What factors should we be looking at to achieve latency below 1 second? Is this even achievable?
Alternatively, is there a different mode of replication we should consider? What is the best practice for the locations of the data and log files?
Edit
Thanks to all for the advice and insight - I believe that the latency periods we are experiencing are normal; we were mis-led by our db hosting company as to what latency times to expect!
We're using the technique described near the bottom of this MSDN article (under the heading "scaling databases"), and we'd failed to deal properly with this warning:
The consequence of creating such specialized databases is latency: a write is now going to take time to be distributed to the reader databases. But if you can deal with the latency, the scaling potential is huge.
We're now looking at implementing a change to our caching mechanism that enforces reads from the write database when an item of data is considered to be "volatile".
No. It's highly unlikely you could achieve sub-1s latency times with SQL Server transactional replication even with fast hardware.
If you can get 1 - 5 seconds latency then you are doing well.
From here:
Using transactional replication, it is
possible for a Subscriber to be a few
seconds behind the Publisher. With a
latency of only a few seconds, the
Subscriber can easily be used as a
reporting server, offloading expensive
user queries and reporting from the
Publisher to the Subscriber.
In the following scenario (using the
Customer table shown later in this
section) the Subscriber was only four
seconds behind the Publisher.
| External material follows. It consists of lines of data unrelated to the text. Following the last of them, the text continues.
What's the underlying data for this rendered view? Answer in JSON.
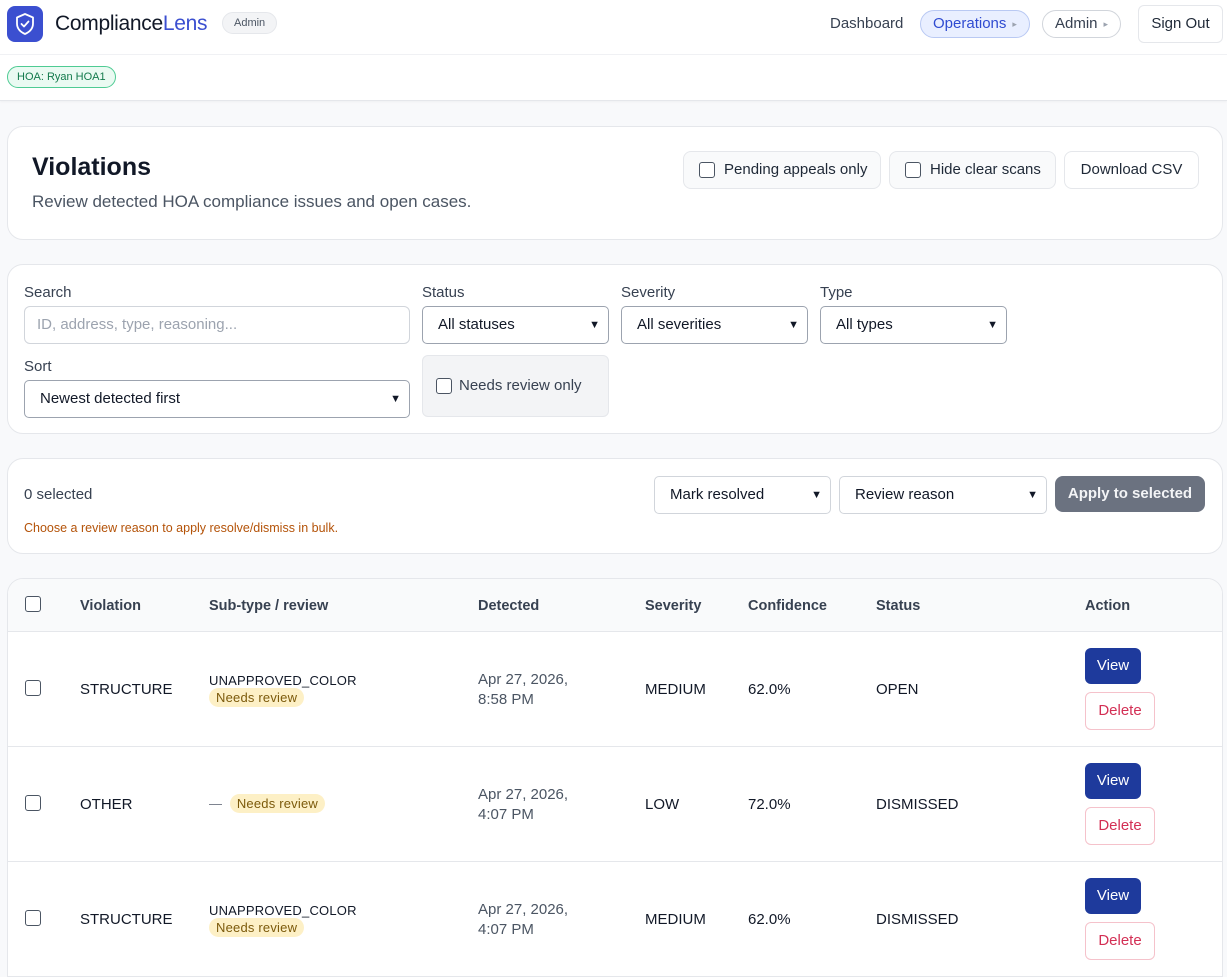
{
  "brand": {
    "name_part1": "Compliance",
    "name_part2": "Lens",
    "role_badge": "Admin",
    "logo_icon": "shield-icon"
  },
  "nav": {
    "dashboard": "Dashboard",
    "operations": "Operations",
    "admin": "Admin",
    "sign_out": "Sign Out"
  },
  "context": {
    "hoa_badge": "HOA: Ryan HOA1"
  },
  "header": {
    "title": "Violations",
    "subtitle": "Review detected HOA compliance issues and open cases.",
    "pending_appeals_label": "Pending appeals only",
    "hide_clear_scans_label": "Hide clear scans",
    "download_csv_label": "Download CSV"
  },
  "filters": {
    "search_label": "Search",
    "search_placeholder": "ID, address, type, reasoning...",
    "status_label": "Status",
    "status_value": "All statuses",
    "severity_label": "Severity",
    "severity_value": "All severities",
    "type_label": "Type",
    "type_value": "All types",
    "sort_label": "Sort",
    "sort_value": "Newest detected first",
    "needs_review_label": "Needs review only"
  },
  "bulk": {
    "selected_count": "0 selected",
    "action_value": "Mark resolved",
    "reason_value": "Review reason",
    "apply_label": "Apply to selected",
    "hint": "Choose a review reason to apply resolve/dismiss in bulk."
  },
  "table": {
    "columns": {
      "violation": "Violation",
      "subtype": "Sub-type / review",
      "detected": "Detected",
      "severity": "Severity",
      "confidence": "Confidence",
      "status": "Status",
      "action": "Action"
    },
    "rows": [
      {
        "violation": "STRUCTURE",
        "subtype": "UNAPPROVED_COLOR",
        "review": "Needs review",
        "detected_date": "Apr 27, 2026,",
        "detected_time": "8:58 PM",
        "severity": "MEDIUM",
        "confidence": "62.0%",
        "status": "OPEN",
        "view": "View",
        "delete": "Delete"
      },
      {
        "violation": "OTHER",
        "subtype": "—",
        "review": "Needs review",
        "detected_date": "Apr 27, 2026,",
        "detected_time": "4:07 PM",
        "severity": "LOW",
        "confidence": "72.0%",
        "status": "DISMISSED",
        "view": "View",
        "delete": "Delete"
      },
      {
        "violation": "STRUCTURE",
        "subtype": "UNAPPROVED_COLOR",
        "review": "Needs review",
        "detected_date": "Apr 27, 2026,",
        "detected_time": "4:07 PM",
        "severity": "MEDIUM",
        "confidence": "62.0%",
        "status": "DISMISSED",
        "view": "View",
        "delete": "Delete"
      }
    ]
  },
  "colors": {
    "brand": "#3b4fd0",
    "view_button": "#1e3a9c",
    "delete_text": "#d32f54",
    "review_pill": "#fdf0c6",
    "hoa_badge": "#4ecb93"
  }
}
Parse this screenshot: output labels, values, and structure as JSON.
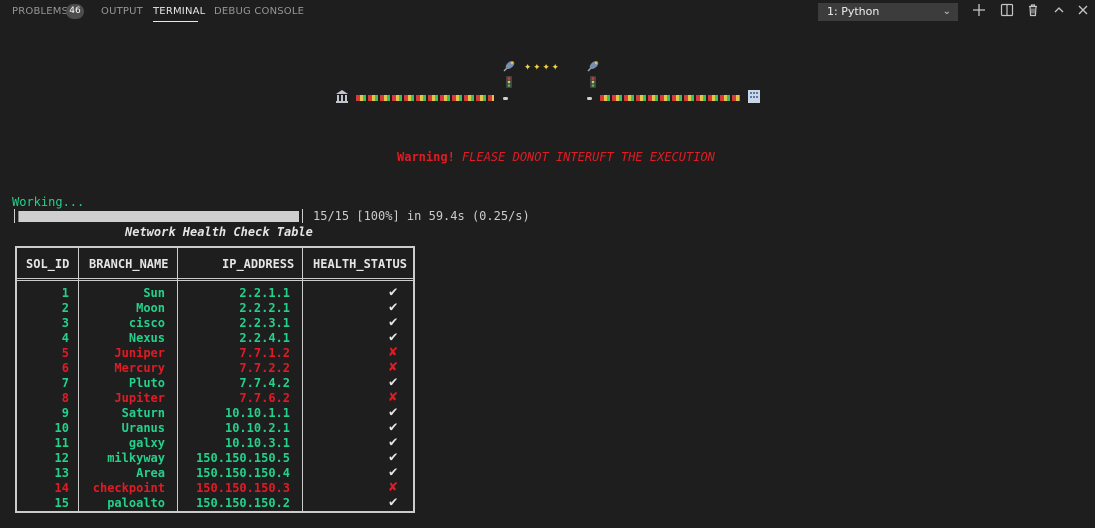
{
  "panel": {
    "tabs": [
      {
        "label": "PROBLEMS"
      },
      {
        "label": "OUTPUT"
      },
      {
        "label": "TERMINAL"
      },
      {
        "label": "DEBUG CONSOLE"
      }
    ],
    "problems_count": "46",
    "terminal_select": "1: Python",
    "icons": [
      "add-terminal-icon",
      "split-terminal-icon",
      "trash-icon",
      "chevron-up-icon",
      "close-icon"
    ]
  },
  "banner": {
    "stars": "✦✦✦✦"
  },
  "warning": {
    "label": "Warning!",
    "message": "FLEASE DONOT INTERUFT THE EXECUTION"
  },
  "progress": {
    "status": "Working...",
    "fraction": 1.0,
    "text": "15/15 [100%] in 59.4s (0.25/s)"
  },
  "table": {
    "title": "Network Health Check Table",
    "headers": [
      "SOL_ID",
      "BRANCH_NAME",
      "IP_ADDRESS",
      "HEALTH_STATUS"
    ],
    "rows": [
      {
        "id": "1",
        "branch": "Sun",
        "ip": "2.2.1.1",
        "status": "ok"
      },
      {
        "id": "2",
        "branch": "Moon",
        "ip": "2.2.2.1",
        "status": "ok"
      },
      {
        "id": "3",
        "branch": "cisco",
        "ip": "2.2.3.1",
        "status": "ok"
      },
      {
        "id": "4",
        "branch": "Nexus",
        "ip": "2.2.4.1",
        "status": "ok"
      },
      {
        "id": "5",
        "branch": "Juniper",
        "ip": "7.7.1.2",
        "status": "bad"
      },
      {
        "id": "6",
        "branch": "Mercury",
        "ip": "7.7.2.2",
        "status": "bad"
      },
      {
        "id": "7",
        "branch": "Pluto",
        "ip": "7.7.4.2",
        "status": "ok"
      },
      {
        "id": "8",
        "branch": "Jupiter",
        "ip": "7.7.6.2",
        "status": "bad"
      },
      {
        "id": "9",
        "branch": "Saturn",
        "ip": "10.10.1.1",
        "status": "ok"
      },
      {
        "id": "10",
        "branch": "Uranus",
        "ip": "10.10.2.1",
        "status": "ok"
      },
      {
        "id": "11",
        "branch": "galxy",
        "ip": "10.10.3.1",
        "status": "ok"
      },
      {
        "id": "12",
        "branch": "milkyway",
        "ip": "150.150.150.5",
        "status": "ok"
      },
      {
        "id": "13",
        "branch": "Area",
        "ip": "150.150.150.4",
        "status": "ok"
      },
      {
        "id": "14",
        "branch": "checkpoint",
        "ip": "150.150.150.3",
        "status": "bad"
      },
      {
        "id": "15",
        "branch": "paloalto",
        "ip": "150.150.150.2",
        "status": "ok"
      }
    ],
    "ok_mark": "✔",
    "bad_mark": "✘"
  },
  "colors": {
    "ok": "#23d18b",
    "bad": "#e01b24",
    "background": "#1e1e1e"
  }
}
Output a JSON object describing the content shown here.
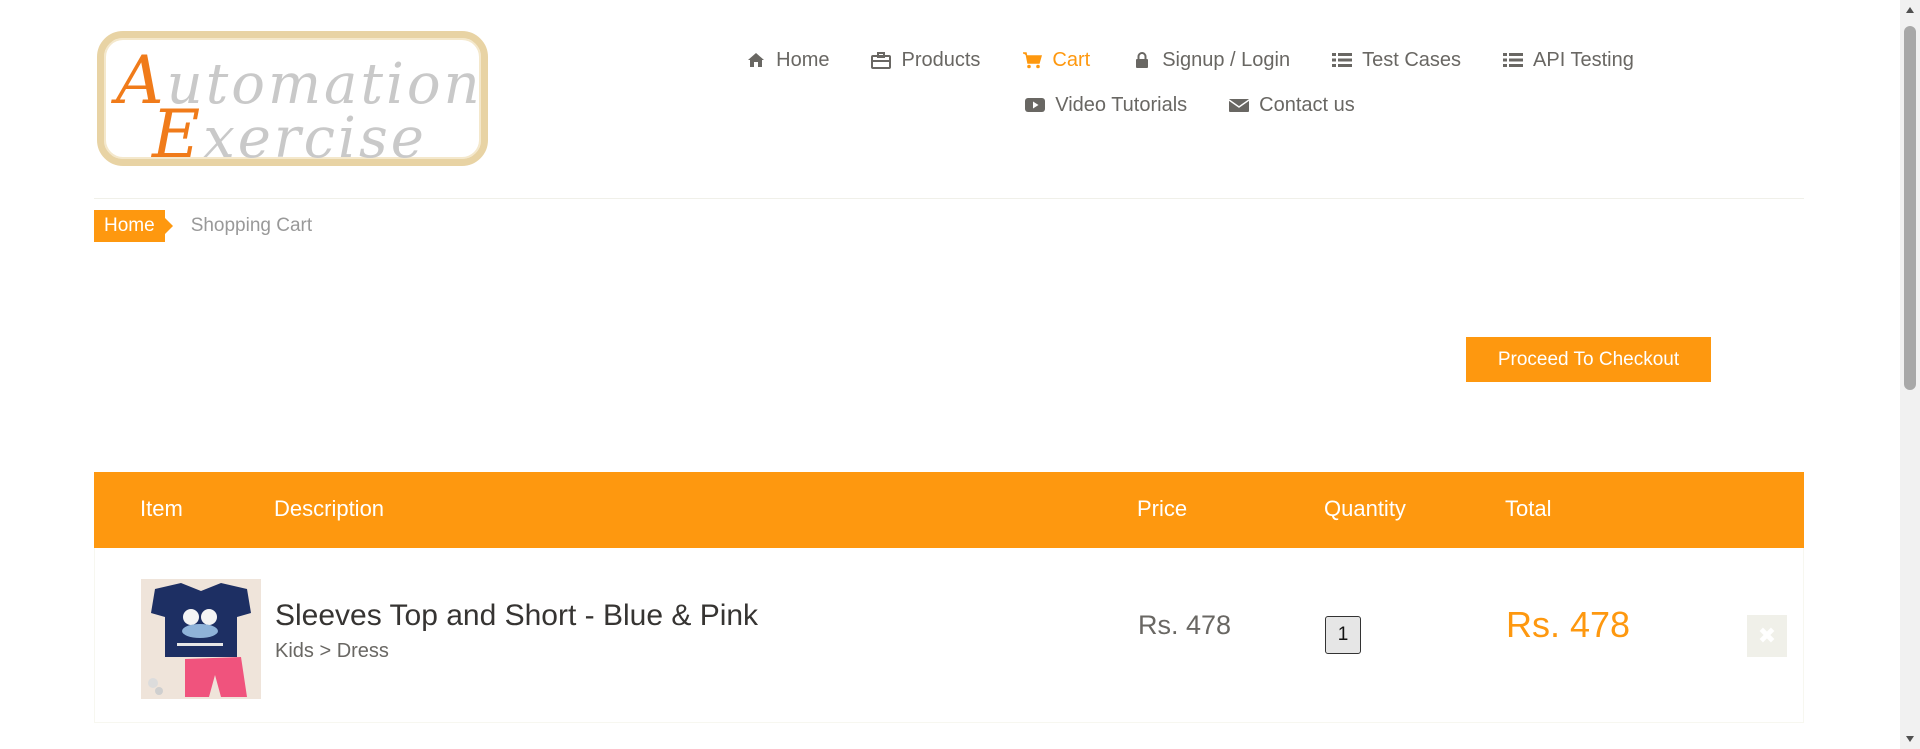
{
  "logo": {
    "line1_cap": "A",
    "line1_rest": "utomation",
    "line2_cap": "E",
    "line2_rest": "xercise"
  },
  "nav": {
    "row1": [
      {
        "label": "Home",
        "icon": "home-icon"
      },
      {
        "label": "Products",
        "icon": "products-icon"
      },
      {
        "label": "Cart",
        "icon": "cart-icon",
        "active": true
      },
      {
        "label": "Signup / Login",
        "icon": "lock-icon"
      },
      {
        "label": "Test Cases",
        "icon": "list-icon"
      },
      {
        "label": "API Testing",
        "icon": "list-icon"
      }
    ],
    "row2": [
      {
        "label": "Video Tutorials",
        "icon": "youtube-icon"
      },
      {
        "label": "Contact us",
        "icon": "envelope-icon"
      }
    ]
  },
  "breadcrumb": {
    "home": "Home",
    "current": "Shopping Cart"
  },
  "checkout": {
    "label": "Proceed To Checkout"
  },
  "cart": {
    "headers": {
      "item": "Item",
      "description": "Description",
      "price": "Price",
      "quantity": "Quantity",
      "total": "Total"
    },
    "rows": [
      {
        "name": "Sleeves Top and Short - Blue & Pink",
        "category": "Kids > Dress",
        "price": "Rs. 478",
        "quantity": "1",
        "total": "Rs. 478",
        "delete_icon": "close-icon"
      }
    ]
  },
  "colors": {
    "accent": "#fe980f",
    "text": "#696763",
    "dark_text": "#363432"
  }
}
Even
more impressive, 60 percent of the
time it had a latency of two seconds
or less. The time is measured from
when the record was inserted or
updated at the Publisher until it was
actually written to the subscribing
database.
I would say it's definately possible.
I would look at:
Your network
Run ping commands between the two servers and see if there are any issues
If the servers are next to each other you should have < 1 ms.
Bottlenecks on the server
This could be network traffic (volume)
Like network cards not being configured for 1GB/sec
Anti-virus or other things
Do some analysis on some queries and see if you can identify indexes or locking which might be a problem
See if any of the selects on the read database might be blocking the writes.
Add with (nolock), and see if this makes a difference on one or two queries you're analyzing.
Essentially you have a complicated system which you have a problem with, you need to determine which component is the problem and fix it.
Transactional replication is probably best if the reports / selects you need to run need to be up to date. If they don't you could look at log shipping, although that would add some down time with each import.
For data/log files, make sure they're on seperate drives so the performance is maximized.
Something to remember about transaction replication is that a single update now requires several operations to happen for that change to occur.
First you update the source table.
Next the log readers sees the change and writes the change to the distribution database.
Next the distribution agent sees the new entry in the distribution database and reads that change, then runs the correct stored procedure on the subscriber to update the row.
If you monitor the statement run times on the two servers you'll probably see that they are running in just a few milliseconds. However it is the lag time while waiting for the log reader and distribution agent to see that they need to do something which is going to kill you.
If you truly need sub second processing time then you will want to look into writing your own processing engine to handle data moving from one server to another. I would recommend using SQL Service Broker to handle this as this way everything is native to SQL Server and no third party code has to be written.